La gente no tiene dignidad, no porque se la quiten sino porque no la quiere.
La gente es muchas cosas que la gente desconoce.
Yo soy muy poca cosa, tan poca que sé lo que soy; en los planes de Dios no estaba prevista mi vida.
La vida es que te mates, que te maten o te mueras; yo viví mucho tiempo y mucho tiempo perdí después contando lo mucho que vivía.

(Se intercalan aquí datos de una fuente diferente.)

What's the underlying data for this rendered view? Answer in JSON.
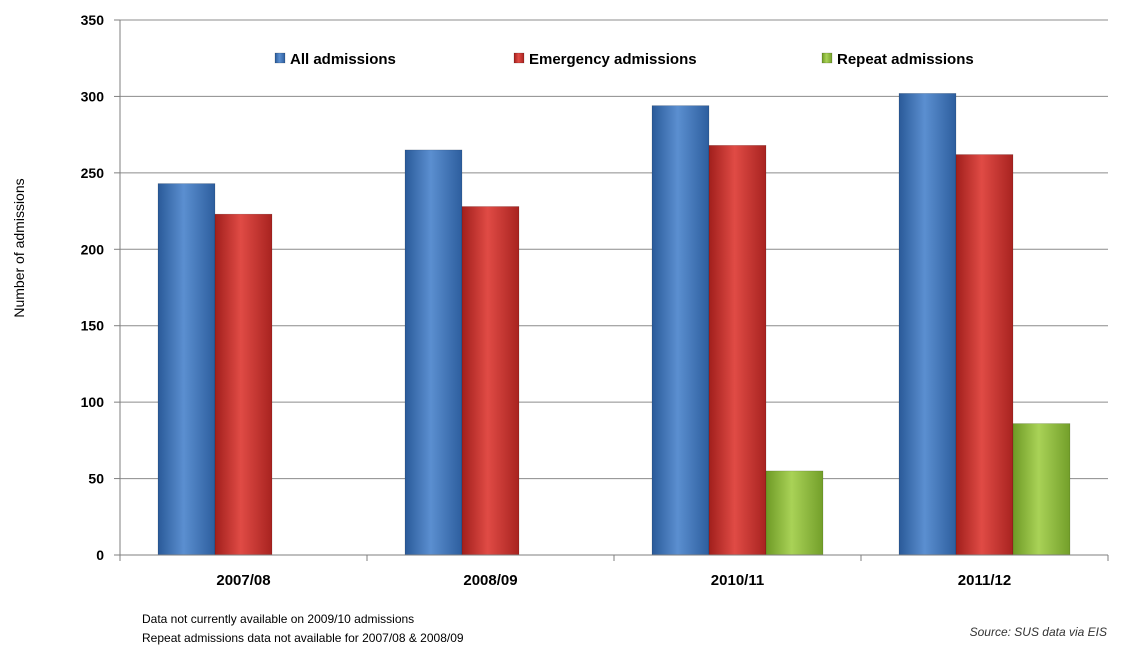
{
  "chart_data": {
    "type": "bar",
    "title": "",
    "xlabel": "",
    "ylabel": "Number of admissions",
    "ylim": [
      0,
      350
    ],
    "yticks": [
      0,
      50,
      100,
      150,
      200,
      250,
      300,
      350
    ],
    "grid": true,
    "legend_position": "top",
    "categories": [
      "2007/08",
      "2008/09",
      "2010/11",
      "2011/12"
    ],
    "series": [
      {
        "name": "All admissions",
        "color": "#3F74B9",
        "values": [
          243,
          265,
          294,
          302
        ]
      },
      {
        "name": "Emergency admissions",
        "color": "#C8302C",
        "values": [
          223,
          228,
          268,
          262
        ]
      },
      {
        "name": "Repeat admissions",
        "color": "#8DBB3C",
        "values": [
          null,
          null,
          55,
          86
        ]
      }
    ]
  },
  "notes": [
    "Data not currently available on 2009/10 admissions",
    "Repeat admissions data not available for 2007/08 & 2008/09"
  ],
  "source": "Source: SUS data via EIS"
}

Mis hijos crecen solos, les alimento y crecen solos.
Yo, de tan grande al nacer, nací criado.
Dos semanas después mi madre siguió teniendo contracciones; tuve la seguridad de que me estaba muriendo desde el mismo momento en el que abrió su pelvis para que cupiera mi cabeza.
Nada más nacer, Dios me envió al infierno con una cruz de Caravaca al hombro, entre las dos fregonas infinitamente absurdas que ideó mi bisabuela, desde el orgasmo al estertor, desde el vientre al osario, en esta papelera de cadáveres ibéricos donde los niños españoles firman, ya en el paritorio, su propia defunción.
Dejé pasar un par de días antes de comprender que lo que mejor se me daría en adelante era ceder la palabra.
Dejé pasar un par de meses sabiendo que el tiempo, al menos, me corregiría las faltas de ortografía.
Y dejé pasar un par de años enfrentándome al peligro no para vencerlo sino para aprender de él.